How Jeans Led To The Start Of Butch Cassidy’s Life Of Crime
Robert LeRoy Parker, better known as Butch Cassidy, is one of the most infamous outlaws of the Wild West, immortalized by the 1969 classic film “Butch Cassidy and the Sundance Kid.” But the man who would go on to rob banks and trains, capture headlines, and mysteriously disappear in South America had humble beginnings as an outlaw who stole a pair of jeans — and he might not even have meant to (via Utah.com).
Parker was born in Beaver, Utah, to Mormon parents, and as a teenager, worked as a ranch hand around the state. When working at Hay Springs, the future outlaw let himself into a closed clothing shop and helped himself to a new pair of jeans. He left a note saying he would later pay what he owed, but the shopkeeper was less than impressed with Parker’s idea of commerce. When Parker’s dad lost the family ranch, young “Roy” — as he was called — turned to a rancher named Mike Cassidy for support, later inspiring the name that he would really make his mark with: Butch Cassidy.

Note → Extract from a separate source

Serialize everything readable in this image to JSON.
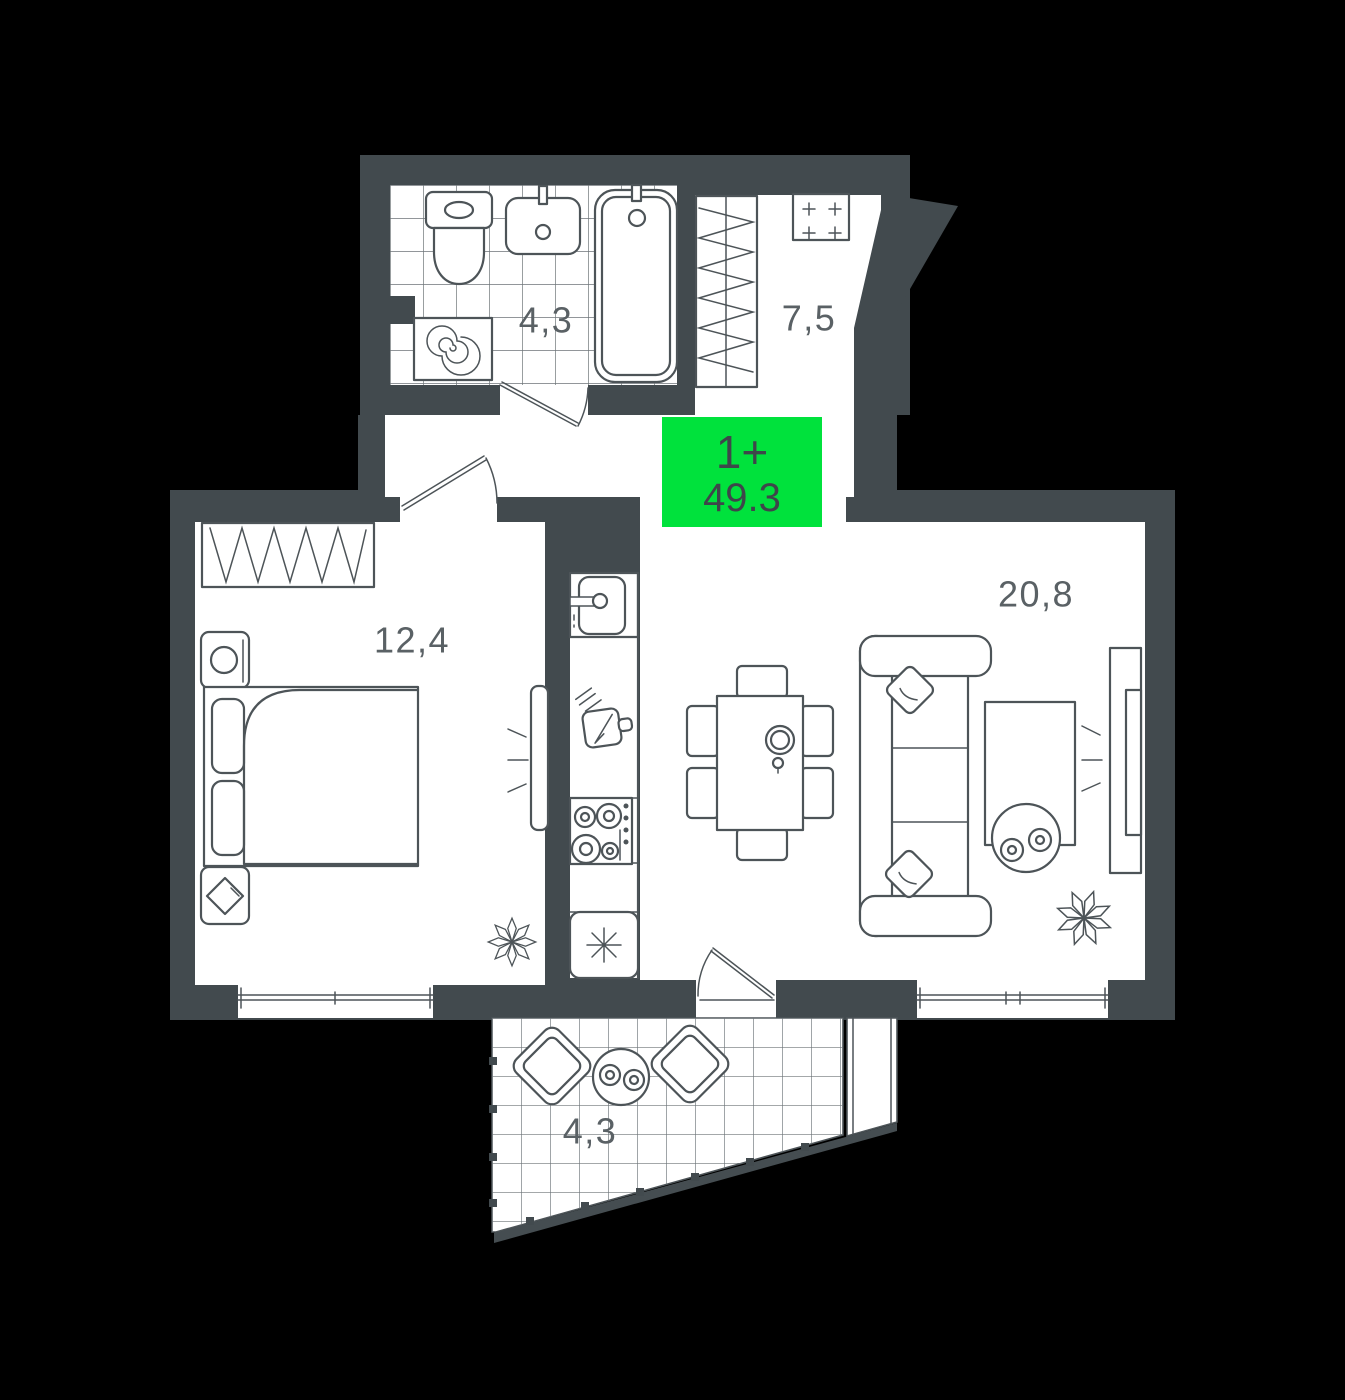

The jeans incident shaped his world view
Butch Cassidy’s involvement with the stolen jeans did more than just alert local authorities to another teenage thief. According to Mental Floss, the outlaw’s frontier childhood raised him on the importance of a man’s word. It’s not a stretch to think that he genuinely believed his IOU would be respected or that he really did plan to pay the shopkeeper back for the pants.
The shopkeeper did press charges, but Cassidy was acquitted. Still, the experience left a bad taste in his mouth. Per Larry Pointer’s “In Search of Butch Cassidy,” he had been led to believe that something like an IOU was to be taken as a sincere promise, and the distrust of the shopkeeper and brush with authorities gave the future outlaw feelings of confusion, humiliation, and injustice. It’s probably too big of a leap to say he never would have become an outlaw had the IOU have been respected, but that fateful pair of jeans certainly had an effect on his psyche right before he went on his decade-long crime spree.